You just went grocery shopping and your car is full of groceries. Which is faster?

Take bag from car, open door to house, put bag inside house, go back out door closing and locking it behind you, repeat as many times till done

OR

And, here’s the persistent connection part…
Take bag from car, open door to house, put bag inside the house and leave it open, repeat as many times till done

Note how much faster the second part is, no reopening and unlocking the door to get in. It’s the same with a database, you are holding the *connection* open for *quicker* requests for information.

Tom Wickerath Microsoft MVP (Access) added… Without a persistent connection, lock the door after each trip, and reset the security alarm system. Then, when returning with the second bag of groceries, disable the security system and unlock the door. Repeat this laborious sequence until you have all your groceries brought in.

Technically explained by Tom Wickerath Microsoft MVP (Access)

A persistent connection is *very helpful* in speeding up shared Access applications, including relinking tables. You can run a simple experiment, timing how long it takes to relink tables with and without a persistent connection, and you should see a vast improvement with a persistent connection present. Persistent connections prevent the file server from continually deleting and re-creating a locking database file, when there is a single user using the application.  The FE clients can re-use a connection that has been persisted, instead of having to spend the time creating a new connection each time.  Regardless of your specific issue, I highly recommend that you implement persistent connections to all BE JET databases, for your Access applications.

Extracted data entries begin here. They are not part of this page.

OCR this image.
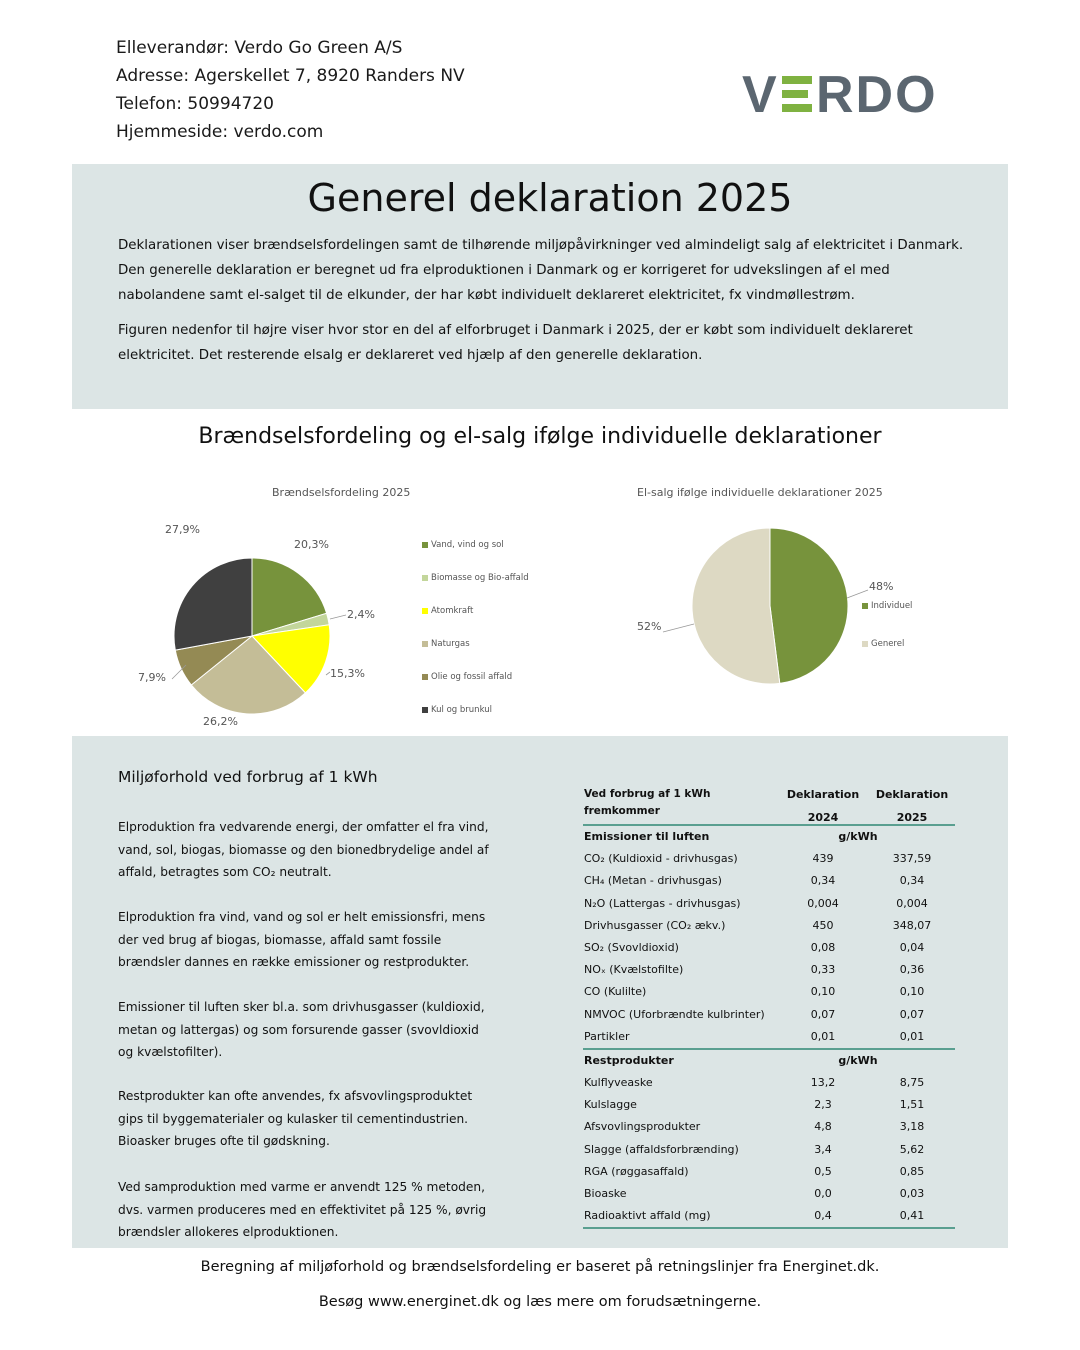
Elleverandør: Verdo Go Green A/S
Adresse: Agerskellet 7, 8920 Randers NV
Telefon: 50994720
Hjemmeside: verdo.com
V RDO
Generel deklaration 2025
Deklarationen viser brændselsfordelingen samt de tilhørende miljøpåvirkninger ved almindeligt salg af elektricitet i Danmark. Den generelle deklaration er beregnet ud fra elproduktionen i Danmark og er korrigeret for udvekslingen af el med nabolandene samt el-salget til de elkunder, der har købt individuelt deklareret elektricitet, fx vindmøllestrøm.
Figuren nedenfor til højre viser hvor stor en del af elforbruget i Danmark i 2025, der er købt som individuelt deklareret elektricitet. Det resterende elsalg er deklareret ved hjælp af den generelle deklaration.
Brændselsfordeling og el-salg ifølge individuelle deklarationer
Brændselsfordeling 2025	El-salg ifølge individuelle deklarationer 2025
Miljøforhold ved forbrug af 1 kWh
Elproduktion fra vedvarende energi, der omfatter el fra vind, vand, sol, biogas, biomasse og den bionedbrydelige andel af affald, betragtes som CO₂ neutralt.
Elproduktion fra vind, vand og sol er helt emissionsfri, mens der ved brug af biogas, biomasse, affald samt fossile brændsler dannes en række emissioner og restprodukter.
Emissioner til luften sker bl.a. som drivhusgasser (kuldioxid, metan og lattergas) og som forsurende gasser (svovldioxid og kvælstofilter).
Restprodukter kan ofte anvendes, fx afsvovlingsproduktet gips til byggematerialer og kulasker til cementindustrien. Bioasker bruges ofte til gødskning.
Ved samproduktion med varme er anvendt 125 % metoden, dvs. varmen produceres med en effektivitet på 125 %, øvrig brændsler allokeres elproduktionen.
Ved forbrug af 1 kWh fremkommer
Deklaration 2024
Deklaration 2025
Emissioner til luften	g/kWh
CO₂ (Kuldioxid - drivhusgas)	439	337,59
CH₄ (Metan - drivhusgas)	0,34	0,34
N₂O (Lattergas - drivhusgas)	0,004	0,004
Drivhusgasser (CO₂ ækv.)	450	348,07
SO₂ (Svovldioxid)	0,08	0,04
NOₓ (Kvælstofilte)	0,33	0,36
CO (Kulilte)	0,10	0,10
NMVOC (Uforbrændte kulbrinter)	0,07	0,07
Partikler	0,01	0,01
Restprodukter	g/kWh
Kulflyveaske	13,2	8,75
Kulslagge	2,3	1,51
Afsvovlingsprodukter	4,8	3,18
Slagge (affaldsforbrænding)	3,4	5,62
RGA (røggasaffald)	0,5	0,85
Bioaske	0,0	0,03
Radioaktivt affald (mg)	0,4	0,41
Beregning af miljøforhold og brændselsfordeling er baseret på retningslinjer fra Energinet.dk.
Besøg www.energinet.dk og læs mere om forudsætningerne.
20,3%
2,4%
15,3%
26,2%
7,9%
27,9%
Vand, vind og sol
Biomasse og Bio-affald
Atomkraft
Naturgas
Olie og fossil affald
Kul og brunkul
48%
52%
Individuel
Generel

So how do you maintain a persistent connection?  In your Utilities Module add…

Public rsAlwaysOpen As Recordset

If you don’t have a Table that is open ALL the time create one.  It doesn’t need any records it just needs to be a Tables linked in the Front end.  Then on a your Main Form or a hidden Form in the On_Open event procedures add…

Set rsAlwaysOpen = CurrentDb.OpenRecordset("YourTableNameHere")

Now, you want to make sure you close that connection when exiting your database.  So, on the On_Close event of the Main Form add…

rsAlwaysOpen.Close
Set rsAlwaysOpen = Nothing

Now you will have a persistent connection which will improves your use of the database not having to reopen it every time you open a Form.